Healthcare cost increases have been occurring for decades, shifting the burden of cost share from employer to employee. The principal challenge that presents is centered around the stagnation of real wage growth for households in the U.S. The annual growth in healthcare premiums is currently outpacing the growth in U.S. household wages. From 2009 to 2019, average healthcare premium increases outstripped those of average weekly earnings by nearly 8-fold, from $13,375 to $20,576—nearly a 54% increase—versus an increase of only 6.9% in average weekly earnings (Source, Source). If we were to assume an average annual insurance premium of $21,000, premiums consume 100% of income for more than 13% of Americans, and consume at least 33% of wage income for more than 50% of Americans (Source). Employees and employers are being increasingly burdened with supporting an increasingly expensive healthcare system, with no end—or solution—in sight.
In response to these rising healthcare costs, employers continue the shift of increasing the cost burden on patients.
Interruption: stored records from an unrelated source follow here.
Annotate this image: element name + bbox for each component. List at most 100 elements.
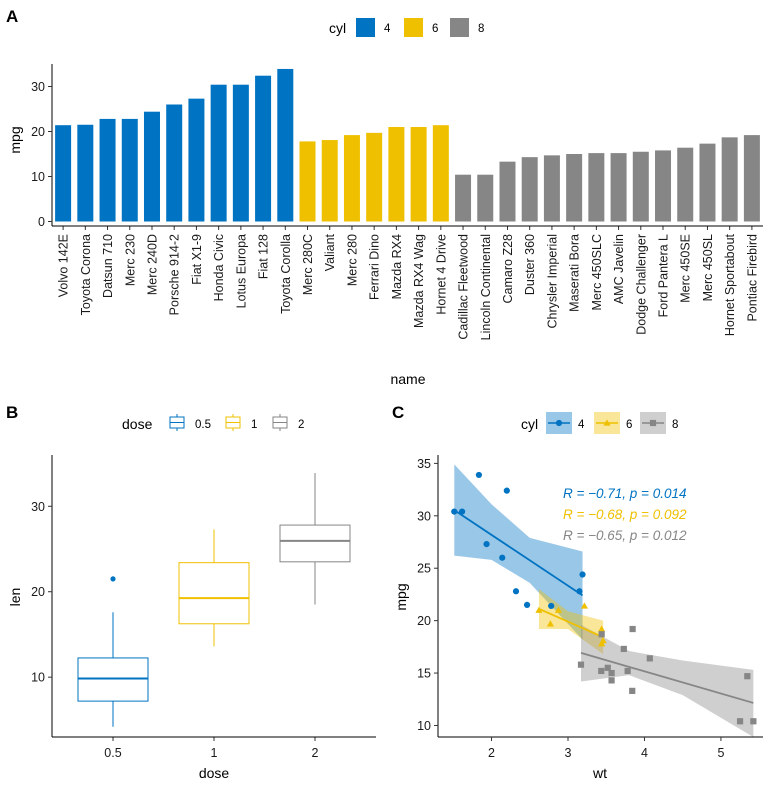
x-tick-label: Chrysler Imperial [545, 234, 559, 328]
y-tick-label: 10 [31, 671, 45, 685]
panel-label-a: A [6, 7, 18, 26]
legend-label: 4 [578, 419, 585, 431]
x-tick-label: Dodge Challenger [634, 234, 648, 335]
bar [55, 125, 72, 222]
x-tick-label: Ferrari Dino [368, 234, 382, 300]
data-point [598, 640, 606, 647]
bar [299, 141, 316, 222]
y-tick-label: 30 [31, 80, 45, 94]
bar [121, 118, 138, 222]
data-point [624, 667, 631, 675]
data-point [576, 588, 583, 595]
data-point [483, 541, 490, 548]
confidence-band [581, 624, 754, 737]
outlier-point [110, 576, 116, 582]
data-point [750, 718, 757, 725]
legend-title: cyl [329, 20, 346, 36]
bar [543, 155, 560, 222]
data-point [580, 602, 589, 609]
legend-key [404, 18, 423, 37]
data-point [499, 554, 506, 561]
x-axis-label-b: dose [199, 765, 230, 781]
bar [232, 84, 249, 222]
x-tick-label: Pontiac Firebird [745, 234, 759, 322]
bar [188, 98, 205, 222]
x-tick-label: Maserati Bora [568, 234, 582, 312]
bar [566, 154, 583, 222]
bar [99, 118, 116, 222]
x-tick-label: Fiat 128 [257, 234, 271, 279]
correlation-annotations: R = −0.71, p = 0.014 R = −0.68, p = 0.092… [563, 486, 687, 543]
bar [77, 124, 94, 222]
legend-label: 4 [384, 23, 391, 35]
legend-key-marker [649, 419, 657, 427]
x-tick-label: Hornet 4 Drive [434, 234, 448, 315]
x-tick-label: Fiat X1-9 [190, 234, 204, 285]
axes-b: 0.5 1 2 10 20 30 [31, 455, 376, 760]
x-tick-label: Ford Pantera L [657, 234, 671, 317]
y-tick-label: 30 [417, 509, 431, 523]
y-tick-label: 30 [31, 500, 45, 514]
x-axis-label-a: name [390, 371, 425, 387]
x-tick-label: Volvo 142E [57, 234, 71, 297]
bar [477, 174, 494, 222]
data-point [458, 508, 466, 515]
x-tick-label: 2 [488, 746, 495, 760]
regression-lines [453, 509, 754, 704]
bar [432, 125, 449, 222]
data-point [512, 588, 520, 595]
y-tick-label: 10 [31, 170, 45, 184]
data-point [608, 669, 615, 677]
legend-label: 0.5 [195, 419, 211, 431]
legend-key-marker [603, 419, 611, 426]
regression-line [453, 509, 584, 597]
correlation-label: R = −0.65, p = 0.012 [563, 528, 687, 543]
bar [277, 68, 294, 222]
legend-label: 8 [478, 23, 484, 35]
bar [388, 127, 405, 222]
x-tick-label: Valiant [323, 233, 337, 271]
x-tick-label: Merc 280C [301, 234, 315, 295]
legend-label: 6 [432, 23, 438, 35]
bar [143, 111, 160, 222]
y-tick-label: 20 [31, 125, 45, 139]
bar [410, 127, 427, 222]
bar [210, 84, 227, 222]
x-tick-label: Toyota Corolla [279, 234, 293, 314]
bar [343, 135, 360, 222]
data-point [451, 508, 458, 515]
legend-label: 8 [672, 419, 678, 431]
bar [610, 153, 627, 222]
y-tick-label: 25 [417, 562, 431, 576]
data-point [598, 667, 605, 675]
box [178, 562, 250, 625]
data-point [546, 620, 554, 627]
axes-c: 10 15 20 25 30 35 2 3 4 5 [417, 455, 763, 760]
y-tick-label: 10 [417, 719, 431, 733]
confidence-bands [454, 464, 754, 737]
data-point [577, 661, 585, 668]
data-point [598, 625, 606, 632]
x-tick-label: Merc 230 [123, 234, 137, 286]
bar [321, 140, 338, 222]
y-tick-label: 20 [31, 585, 45, 599]
y-axis-label-a: mpg [7, 126, 23, 153]
legend-c: cyl 4 6 8 [521, 412, 678, 434]
y-tick-label: 0 [38, 215, 45, 229]
x-tick-label: Cadillac Fleetwood [457, 234, 471, 340]
x-tick-label: Porsche 914-2 [168, 234, 182, 315]
correlation-label: R = −0.71, p = 0.014 [563, 486, 686, 501]
data-point [503, 487, 510, 494]
y-tick-label: 15 [417, 667, 431, 681]
bar [521, 157, 538, 222]
legend-b: dose 0.5 1 2 [122, 414, 304, 432]
axes-a: Volvo 142E Toyota Corona Datsun 710 Merc 23… [31, 64, 763, 340]
data-point [620, 645, 627, 653]
x-tick-label: Lincoln Continental [479, 234, 493, 340]
correlation-label: R = −0.68, p = 0.092 [563, 507, 687, 522]
y-axis-label-b: len [7, 588, 23, 607]
x-tick-label: 5 [717, 746, 724, 760]
panel-c: C cyl 4 6 8 R = −0.71, p = 0.014 R = −0.68, … [392, 403, 763, 781]
legend-label: 2 [298, 419, 304, 431]
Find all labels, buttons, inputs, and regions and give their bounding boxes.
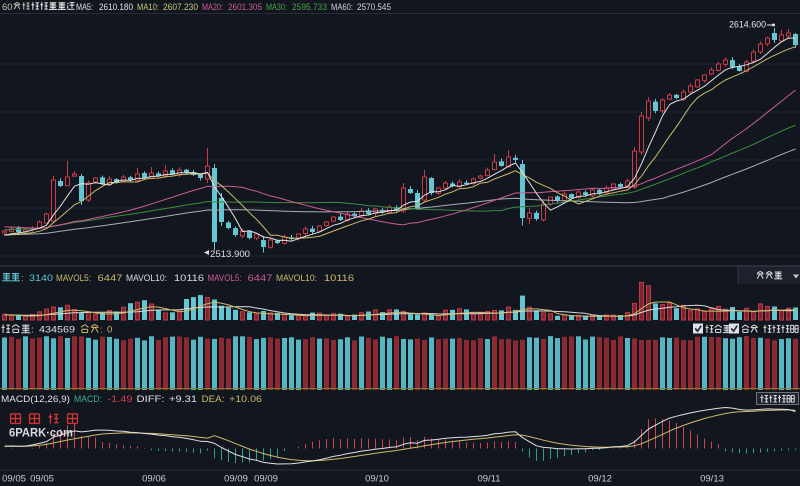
- svg-text:10116: 10116: [324, 273, 354, 284]
- svg-text:09/06: 09/06: [142, 474, 166, 485]
- svg-text:2595.733: 2595.733: [292, 2, 327, 13]
- svg-text:10116: 10116: [174, 273, 204, 284]
- svg-text:09/09: 09/09: [254, 474, 278, 485]
- svg-text:3140: 3140: [29, 273, 53, 284]
- svg-text:MAVOL10:: MAVOL10:: [126, 273, 167, 284]
- svg-text:09/09: 09/09: [224, 474, 248, 485]
- svg-text:MA5:: MA5:: [76, 2, 93, 13]
- svg-text:+9.31: +9.31: [169, 394, 197, 405]
- svg-text:60: 60: [2, 2, 13, 13]
- svg-text:MACD:: MACD:: [74, 394, 102, 405]
- svg-text:2610.180: 2610.180: [99, 2, 133, 13]
- svg-text:DIFF:: DIFF:: [137, 394, 165, 405]
- svg-text:-1.49: -1.49: [108, 394, 133, 405]
- svg-text::: :: [100, 325, 103, 336]
- svg-text::: :: [31, 325, 34, 336]
- svg-text:434569: 434569: [39, 325, 75, 336]
- svg-text:6PARK·com: 6PARK·com: [9, 426, 73, 440]
- svg-text:09/10: 09/10: [365, 474, 389, 485]
- svg-text:MA10:: MA10:: [137, 2, 159, 13]
- svg-text:2607.230: 2607.230: [163, 2, 198, 13]
- svg-text:MAVOL10:: MAVOL10:: [276, 273, 317, 284]
- svg-text:MA20:: MA20:: [202, 2, 223, 13]
- svg-text:2513.900: 2513.900: [210, 249, 250, 260]
- svg-text:2614.600: 2614.600: [729, 20, 766, 31]
- svg-text:6447: 6447: [248, 273, 273, 284]
- svg-text:09/05: 09/05: [30, 474, 54, 485]
- svg-text:6447: 6447: [98, 273, 123, 284]
- svg-text:MAVOL5:: MAVOL5:: [56, 273, 91, 284]
- svg-text:09/13: 09/13: [700, 474, 724, 485]
- svg-text:DEA:: DEA:: [202, 394, 225, 405]
- svg-text:2570.545: 2570.545: [357, 2, 391, 13]
- svg-text:2601.305: 2601.305: [228, 2, 262, 13]
- svg-text:MACD(12,26,9): MACD(12,26,9): [1, 394, 70, 405]
- svg-text:MA30:: MA30:: [266, 2, 287, 13]
- svg-text:MA60:: MA60:: [331, 2, 353, 13]
- svg-text:09/11: 09/11: [477, 474, 500, 485]
- svg-text:+10.06: +10.06: [229, 394, 262, 405]
- svg-text:0: 0: [107, 325, 112, 336]
- svg-text::: :: [21, 273, 24, 284]
- svg-text:MAVOL5:: MAVOL5:: [208, 273, 242, 284]
- svg-text:09/12: 09/12: [588, 474, 612, 485]
- svg-text:09/05: 09/05: [2, 474, 26, 485]
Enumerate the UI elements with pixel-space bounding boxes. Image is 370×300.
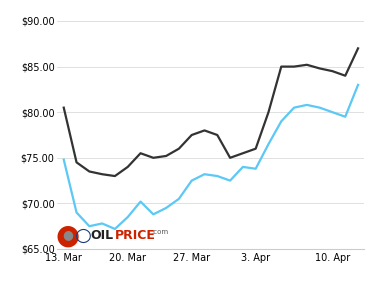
- Text: .com: .com: [152, 229, 169, 235]
- Text: ●: ●: [56, 221, 80, 249]
- Text: OIL: OIL: [90, 229, 114, 242]
- Text: ●: ●: [63, 228, 74, 241]
- Text: PRICE: PRICE: [115, 229, 156, 242]
- Text: ○: ○: [75, 226, 92, 245]
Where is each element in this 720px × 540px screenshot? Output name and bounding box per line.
As a result, the need to bring the cost of healthcare in-line with what Americans can afford is greater than ever.
As costs continue to strain the U.S. healthcare market at an increasing rate, there is pressure for market stakeholders to contain these costs. Outside of governmental controls, an obvious source of cost containment comes from payers, who serve to balance health care services utilized with their associated benefits and cost structures. An increasing swell in services and drug costs without direct offsets to other healthcare expenses (e.g., hospitalizations) will likely cause payers to eventually increase limitations placed on the services and products utilized.
But the bigger question is, how are payers likely to evolve? With the promise of continued growth, we anticipate that payers will continue to increase their scrutiny of drugs and implement new and/or more stringent utilization management controls on products that have a perceptibly disproportionate budget impact—including leveraging payer management tools against previously untouched therapeutic classes, such as oncology. Patients will depend on drastic changes to improve the sustainability of the current healthcare ecosystem, and payers are a crucial stakeholder for this to become a reality.
Sustainability is an auspicious goal in healthcare and will be driven by three main contributors: regulation and legislation, industry standards, and social pressure. Industry standards have proven unable to drive sustainability in healthcare alone as stakeholder priorities align to profits and often undermine the perspective of the patients. We foresee a coupling across these three pillars as imperative to driving change. When regulations, legislation, and social pressure bend the will of healthcare stakeholders and health plan organizations, industry standards will begin to shift and create relief for the ever-increasing patient burden.